Genetic Risk Score Modelling for Disease Progression in New-Onset Type 1 Diabetes Patients: Increased Genetic Load of Islet-Expressed and Cytokine-Regulated Candidate Genes Predicts Poorer Glycemic Control

1Copenhagen Diabetes Research Center (CPH-DIRECT), Department of Pediatrics E, University Hospital Herlev, 2730 Herlev, Denmark
2Novo Nordisk A/S, 2760 Måløv, Denmark
3DECCP, Clinique Pédiatrique, CH de Luxembourg, 4 rue Barblé, 1210 Luxembourg, Luxembourg

Received 8 October 2015; Accepted 4 November 2015

Academic Editor: Marco Songini

Copyright © 2016 Caroline A. Brorsson et al.

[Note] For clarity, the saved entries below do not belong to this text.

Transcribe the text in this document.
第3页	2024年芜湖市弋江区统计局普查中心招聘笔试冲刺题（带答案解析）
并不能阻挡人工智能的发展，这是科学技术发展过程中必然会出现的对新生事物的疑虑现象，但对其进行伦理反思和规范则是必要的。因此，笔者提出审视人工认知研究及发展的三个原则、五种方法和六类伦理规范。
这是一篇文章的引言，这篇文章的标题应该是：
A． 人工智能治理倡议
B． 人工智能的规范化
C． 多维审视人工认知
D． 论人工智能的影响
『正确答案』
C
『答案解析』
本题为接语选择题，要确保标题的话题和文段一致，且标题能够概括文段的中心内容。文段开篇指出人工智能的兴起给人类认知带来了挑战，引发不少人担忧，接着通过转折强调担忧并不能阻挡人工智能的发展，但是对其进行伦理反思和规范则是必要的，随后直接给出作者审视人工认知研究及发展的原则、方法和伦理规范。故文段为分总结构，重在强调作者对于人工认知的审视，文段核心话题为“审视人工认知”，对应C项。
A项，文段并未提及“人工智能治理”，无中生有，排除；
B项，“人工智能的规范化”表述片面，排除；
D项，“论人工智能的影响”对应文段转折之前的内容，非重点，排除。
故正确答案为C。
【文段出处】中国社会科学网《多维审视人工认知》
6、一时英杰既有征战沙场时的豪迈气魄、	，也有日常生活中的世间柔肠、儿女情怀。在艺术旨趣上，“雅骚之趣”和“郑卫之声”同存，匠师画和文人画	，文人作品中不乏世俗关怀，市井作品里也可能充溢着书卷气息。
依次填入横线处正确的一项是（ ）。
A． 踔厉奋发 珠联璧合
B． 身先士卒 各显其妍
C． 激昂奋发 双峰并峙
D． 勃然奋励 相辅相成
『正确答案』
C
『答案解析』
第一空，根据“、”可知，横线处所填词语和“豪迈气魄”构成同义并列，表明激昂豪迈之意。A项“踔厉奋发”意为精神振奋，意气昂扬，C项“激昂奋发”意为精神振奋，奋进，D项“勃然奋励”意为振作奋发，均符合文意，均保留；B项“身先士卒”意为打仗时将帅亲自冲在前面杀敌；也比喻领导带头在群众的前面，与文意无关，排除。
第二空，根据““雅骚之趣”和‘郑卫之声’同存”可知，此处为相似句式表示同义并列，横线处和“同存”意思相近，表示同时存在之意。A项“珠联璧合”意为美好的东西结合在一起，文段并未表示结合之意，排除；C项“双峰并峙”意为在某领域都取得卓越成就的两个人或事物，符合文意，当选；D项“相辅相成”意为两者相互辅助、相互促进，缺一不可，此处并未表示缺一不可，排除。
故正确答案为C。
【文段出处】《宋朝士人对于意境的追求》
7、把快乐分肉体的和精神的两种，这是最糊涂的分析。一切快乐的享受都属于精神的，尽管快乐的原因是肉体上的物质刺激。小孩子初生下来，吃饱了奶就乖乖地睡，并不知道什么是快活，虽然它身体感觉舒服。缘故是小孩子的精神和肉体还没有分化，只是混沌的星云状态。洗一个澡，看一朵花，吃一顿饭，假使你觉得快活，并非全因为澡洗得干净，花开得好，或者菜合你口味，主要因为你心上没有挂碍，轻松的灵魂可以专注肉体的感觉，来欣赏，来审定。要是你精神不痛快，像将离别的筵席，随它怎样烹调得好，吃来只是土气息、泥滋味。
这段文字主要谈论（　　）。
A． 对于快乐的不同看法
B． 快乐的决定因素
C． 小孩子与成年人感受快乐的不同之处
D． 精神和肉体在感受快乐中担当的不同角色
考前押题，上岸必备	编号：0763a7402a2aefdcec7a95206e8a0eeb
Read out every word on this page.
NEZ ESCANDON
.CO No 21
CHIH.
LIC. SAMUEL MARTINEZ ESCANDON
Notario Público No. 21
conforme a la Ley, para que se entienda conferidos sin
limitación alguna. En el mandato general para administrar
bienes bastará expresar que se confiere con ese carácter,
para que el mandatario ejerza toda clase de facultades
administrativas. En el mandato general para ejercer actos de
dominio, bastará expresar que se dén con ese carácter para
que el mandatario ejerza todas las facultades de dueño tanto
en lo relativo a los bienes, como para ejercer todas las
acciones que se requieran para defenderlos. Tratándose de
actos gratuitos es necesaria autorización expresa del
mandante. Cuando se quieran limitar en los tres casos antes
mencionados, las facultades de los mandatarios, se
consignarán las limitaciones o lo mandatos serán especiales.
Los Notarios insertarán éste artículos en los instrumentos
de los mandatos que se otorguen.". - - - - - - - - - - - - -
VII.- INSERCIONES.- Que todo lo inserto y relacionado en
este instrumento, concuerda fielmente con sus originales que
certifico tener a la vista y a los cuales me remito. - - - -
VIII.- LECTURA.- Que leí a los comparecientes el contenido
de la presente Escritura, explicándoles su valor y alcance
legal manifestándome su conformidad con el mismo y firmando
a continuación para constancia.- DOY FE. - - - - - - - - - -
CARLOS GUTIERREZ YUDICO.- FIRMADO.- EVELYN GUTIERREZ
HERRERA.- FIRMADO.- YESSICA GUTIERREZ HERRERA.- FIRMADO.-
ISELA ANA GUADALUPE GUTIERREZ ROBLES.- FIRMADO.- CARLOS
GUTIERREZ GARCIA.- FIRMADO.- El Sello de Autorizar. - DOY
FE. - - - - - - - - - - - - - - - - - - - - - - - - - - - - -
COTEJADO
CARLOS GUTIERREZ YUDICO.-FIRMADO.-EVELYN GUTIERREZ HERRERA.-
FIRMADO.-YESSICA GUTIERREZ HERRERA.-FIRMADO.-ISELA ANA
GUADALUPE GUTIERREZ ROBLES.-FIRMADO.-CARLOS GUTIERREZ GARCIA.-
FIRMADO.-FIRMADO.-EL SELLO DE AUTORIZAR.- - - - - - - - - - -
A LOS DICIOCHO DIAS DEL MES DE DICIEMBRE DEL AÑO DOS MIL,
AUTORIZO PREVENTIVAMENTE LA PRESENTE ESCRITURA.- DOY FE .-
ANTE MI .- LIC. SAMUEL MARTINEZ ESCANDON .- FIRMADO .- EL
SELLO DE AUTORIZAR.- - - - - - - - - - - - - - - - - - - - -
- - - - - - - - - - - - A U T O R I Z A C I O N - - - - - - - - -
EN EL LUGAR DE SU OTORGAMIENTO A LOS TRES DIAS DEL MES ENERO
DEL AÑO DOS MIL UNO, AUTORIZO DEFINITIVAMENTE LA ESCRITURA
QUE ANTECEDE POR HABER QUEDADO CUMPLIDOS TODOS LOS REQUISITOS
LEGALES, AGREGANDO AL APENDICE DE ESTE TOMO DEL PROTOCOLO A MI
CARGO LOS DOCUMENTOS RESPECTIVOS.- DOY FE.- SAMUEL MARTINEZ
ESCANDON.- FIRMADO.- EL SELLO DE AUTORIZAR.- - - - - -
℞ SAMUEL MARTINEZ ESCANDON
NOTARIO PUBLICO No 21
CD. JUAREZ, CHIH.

This is an open access article distributed under the Creative Commons Attribution License, which permits unrestricted use, distribution, and reproduction in any medium, provided the original work is properly cited.

Abstract

Genome-wide association studies (GWAS) have identified over 40 type 1 diabetes risk loci. The clinical impact of these loci on β-cell function during disease progression is unknown. We aimed at testing whether a genetic risk score could predict glycemic control and residual β-cell function in type 1 diabetes (T1D). As gene expression may represent an intermediate phenotype between genetic variation and disease, we hypothesized that genes within T1D loci which are expressed in islets and transcriptionally regulated by proinflammatory cytokines would be the best predictors of disease progression. Two-thirds of 46 GWAS candidate genes examined were expressed in human islets, and 11 of these significantly changed expression levels following exposure to proinflammatory cytokines (IL-1β + IFNγ + TNFα) for 48 h. Using the GWAS single nucleotide polymorphisms (SNPs) from each locus, we constructed a genetic risk score based on the cumulative number of risk alleles carried in children with newly diagnosed T1D. With each additional risk allele carried, HbA1c levels increased significantly within first year after diagnosis. Network and gene ontology (GO) analyses revealed that several of the 11 candidate genes have overlapping biological functions and interact in a common network. Our results may help predict disease progression in newly diagnosed children with T1D which can be exploited for optimizing treatment.